An Other Health Impairment (OHI) is a health condition that has an adverse effect on a child’s ability to learn in school. If a child falls under a category labeled as an OHI, then they are eligible to receive specific services by regional organizations or schools during their education. Attention deficit hyperactivity disorder (ADHD) is a subcategory of other health impairments that is widely recognized, but heart conditions, epilepsy, and diabetes are also conditions that may require children to be cared for accordingly in schools. Chronic or acute problems such as Tourette syndrome and leukemia fall into this category as well as most problems that affect how a child behaves in an educational environment.

Other health impairments are illnesses or conditions that can impact a child's ability to learn in school.
Other health impairments are illnesses or conditions that can impact a child's ability to learn in school.

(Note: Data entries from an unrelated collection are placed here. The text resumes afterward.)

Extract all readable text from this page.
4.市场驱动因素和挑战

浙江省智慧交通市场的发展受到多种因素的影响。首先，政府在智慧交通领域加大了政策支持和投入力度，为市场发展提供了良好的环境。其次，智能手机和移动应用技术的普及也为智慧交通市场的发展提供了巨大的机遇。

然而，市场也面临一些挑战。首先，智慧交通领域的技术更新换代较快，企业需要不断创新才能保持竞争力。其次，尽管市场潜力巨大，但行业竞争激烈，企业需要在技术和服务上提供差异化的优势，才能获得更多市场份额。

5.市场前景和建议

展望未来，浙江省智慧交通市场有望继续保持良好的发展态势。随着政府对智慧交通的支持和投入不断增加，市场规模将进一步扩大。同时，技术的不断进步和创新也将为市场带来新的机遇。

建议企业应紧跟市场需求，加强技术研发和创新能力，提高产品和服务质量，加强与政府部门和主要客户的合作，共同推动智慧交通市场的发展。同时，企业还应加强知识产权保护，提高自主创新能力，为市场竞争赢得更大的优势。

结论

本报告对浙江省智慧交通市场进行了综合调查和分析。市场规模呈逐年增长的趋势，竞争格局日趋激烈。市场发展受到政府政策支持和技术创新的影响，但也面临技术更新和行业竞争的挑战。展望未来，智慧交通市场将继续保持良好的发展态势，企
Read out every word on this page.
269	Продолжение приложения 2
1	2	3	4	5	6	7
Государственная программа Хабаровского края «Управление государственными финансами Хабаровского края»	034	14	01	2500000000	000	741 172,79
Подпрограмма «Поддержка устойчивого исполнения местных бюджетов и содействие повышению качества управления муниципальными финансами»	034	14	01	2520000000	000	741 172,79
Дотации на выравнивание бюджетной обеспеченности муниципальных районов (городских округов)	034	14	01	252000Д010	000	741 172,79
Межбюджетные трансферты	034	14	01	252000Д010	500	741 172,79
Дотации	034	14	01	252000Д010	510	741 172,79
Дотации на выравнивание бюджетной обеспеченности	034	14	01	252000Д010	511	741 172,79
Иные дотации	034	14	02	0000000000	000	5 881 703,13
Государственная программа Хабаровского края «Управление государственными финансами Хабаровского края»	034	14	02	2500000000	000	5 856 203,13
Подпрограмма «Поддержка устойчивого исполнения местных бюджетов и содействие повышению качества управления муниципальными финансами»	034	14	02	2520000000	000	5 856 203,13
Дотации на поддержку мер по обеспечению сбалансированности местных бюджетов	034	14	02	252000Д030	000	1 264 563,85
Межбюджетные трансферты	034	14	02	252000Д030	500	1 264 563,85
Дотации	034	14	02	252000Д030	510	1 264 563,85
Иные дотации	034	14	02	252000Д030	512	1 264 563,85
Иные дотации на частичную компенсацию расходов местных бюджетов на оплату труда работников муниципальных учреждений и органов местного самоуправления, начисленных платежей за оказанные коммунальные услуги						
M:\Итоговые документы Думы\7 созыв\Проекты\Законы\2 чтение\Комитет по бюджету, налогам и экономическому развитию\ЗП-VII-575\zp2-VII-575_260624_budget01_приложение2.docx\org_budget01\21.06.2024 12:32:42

Many different conditions and disabilities are considered to be an Other Health Impairment. The general way of categorizing health impairments is that they must have an effect on how a child learns and have a limiting factor on their alertness or physical strength. Local and regional services may include programs for young babies or toddlers, for example, where early intervention may be of some help later on. Beyond that, children up until their early 20s can receive services to meet their needs in the school environment.

There are some conditions which may not necessarily fall into the category of Other Health Impairment by a regional authority. These problems, including bipolar disorders or other neurological disorders, might vary in their degree of severity or be exacerbated by other issues. An evaluation of the child’s abilities is first completed to determine whether any educational assistance is required.

Once a child is classified as having an Other Health Impairment, various measures can be taken to address his or her problem in school. These can include having an attendant with them while in school, and accommodating the time needed for medical appointments or even hospitalization. Some organizations provide assistance with providing medical care at home, but in school the services can include help with giving the child medication and taking measures to manage chronic diseases. Local agencies can also educate others in providing the skills needed to be caregivers in a school setting.

Many different organizations offer services in accordance with regional disability law to support those with other health impairments. Some provide assistance for certain medical conditions, while others even keep children informed on school assignments if hospitalization is necessary. Children with an Other Health Impairment are therefore treated on an individual needs basis and in a way they can best progressively learn.